CREATE TABLE videos (
  id INT PRIMARY KEY AUTO_INCREMENT,
  title VARCHAR(200) NOT NULL,
  source_url VARCHAR(255) NULL,
  created_at TIMESTAMP NOT NULL DEFAULT NOW()
);

CREATE TABLE video_chunks (
  id INT PRIMARY KEY AUTO_INCREMENT,
  video_id INT NOT NULL,
  t_start_sec DECIMAL(10,2) NOT NULL,
  t_end_sec DECIMAL(10,2) NOT NULL,
  content MEDIUMTEXT NOT NULL,
  FULLTEXT KEY ft_content (content),
  FOREIGN KEY (video_id) REFERENCES videos(id) ON DELETE CASCADE
) ENGINE=InnoDB;

Step 1: Extract audio

# Save audio as 16 kHz mono WAV
ffmpeg -i input.mp4 -ac 1 -ar 16000 audio.wav

Step 2: Transcribe with Whisper

Use Python and the high performance faster-whisper package. It streams segments with start and end times, perfect for chunking.

pip install faster-whisper mysql-connector-python
from faster_whisper import WhisperModel
import mysql.connector

model = WhisperModel("base")  # use "small" or "medium" for higher quality
segments, info = model.transcribe("audio.wav")

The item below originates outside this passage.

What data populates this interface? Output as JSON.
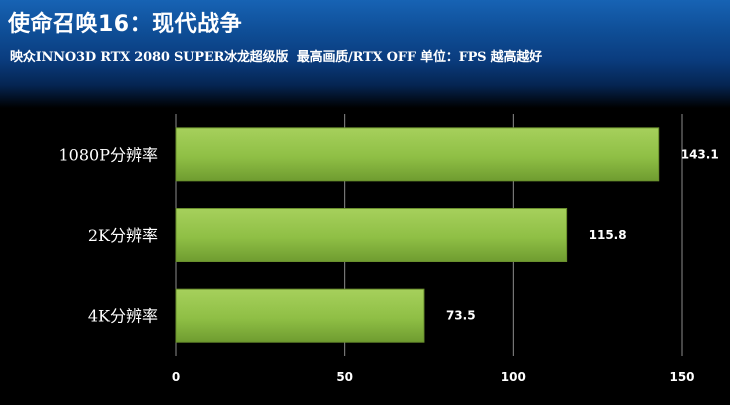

db = mysql.connector.connect(
    host="localhost", user="your_user", password="your_pass", database="your_db", charset="utf8mb4"
)
cur = db.cursor()

# 1) insert the video row
cur.execute("INSERT INTO videos (title, source_url) VALUES (%s, %s)", ("Weekly Sync 2025-09-01", "input.mp4"))
video_id = cur.lastrowid

# 2) insert each segment as a searchable chunk
for s in segments:
    cur.execute(
        "INSERT INTO video_chunks (video_id, t_start_sec, t_end_sec, content) VALUES (%s, %s, %s, %s)",
        (video_id, s.start, s.end, s.text.strip())
    )

db.commit()
cur.close()
db.close()

Step 3: Add a tiny PHP search API

This endpoint returns matching chunks with timestamps you can link back to in your player.

<?php
header("Content-Type: application/json; charset=utf-8");
$q = $_GET["q"] ?? "";
$pdo = new PDO("mysql:host=localhost;dbname=your_db;charset=utf8mb4","your_user","your_pass",[
  PDO::ATTR_ERRMODE => PDO::ERRMODE_EXCEPTION
]);
$sql = "SELECT v.title, c.t_start_sec, c.t_end_sec, c.content
        FROM video_chunks c
        JOIN videos v ON v.id = c.video_id
        WHERE MATCH(c.content) AGAINST(:q IN NATURAL LANGUAGE MODE)
        ORDER BY c.id DESC
        LIMIT 50";
$stmt = $pdo->prepare($sql);
$stmt->execute([":q" => $q]);
echo json_encode($stmt->fetchAll(PDO::FETCH_ASSOC), JSON_UNESCAPED_UNICODE);

Step 4: Simple front end

<form id="s">
  <input name="q" placeholder="Search meetings and lectures">
  <button>Search</button>
</form>
<ul id="results"></ul>

<script>
document.getElementById("s").onsubmit = async (e) => {
  e.preventDefault();
  const q = new FormData(e.target).get("q");
  const res = await fetch("/api/search.php?q=" + encodeURIComponent(q));
  const data = await res.json();
  const ul = document.getElementById("results");
  ul.innerHTML = data.map(r => (
    `<li><strong>${r.title}</strong> — ${r.content}
      <br><small>${r.t_start_sec.toFixed(2)}s to ${r.t_end_sec.toFixed(2)}s</small></li>`
  )).join("");
};
</script>

Quality tips

Optional: automatic blog generation

After transcription you can turn the best parts into a blog post automatically. Save a cleaned summary into your existing blog table and schedule it for review before publishing.

Security and cost notes

Conclusion

You now have a lean pipeline that converts any video into searchable knowledge. Whisper extracts accurate text, MySQL stores it in tidy chunks with full text indexes, and a tiny PHP API powers fast search. Start with one meeting or lecture, ship the basics, and iterate. The payoff is huge: faster answers, reusable content, and fewer hours lost scrubbing through timelines.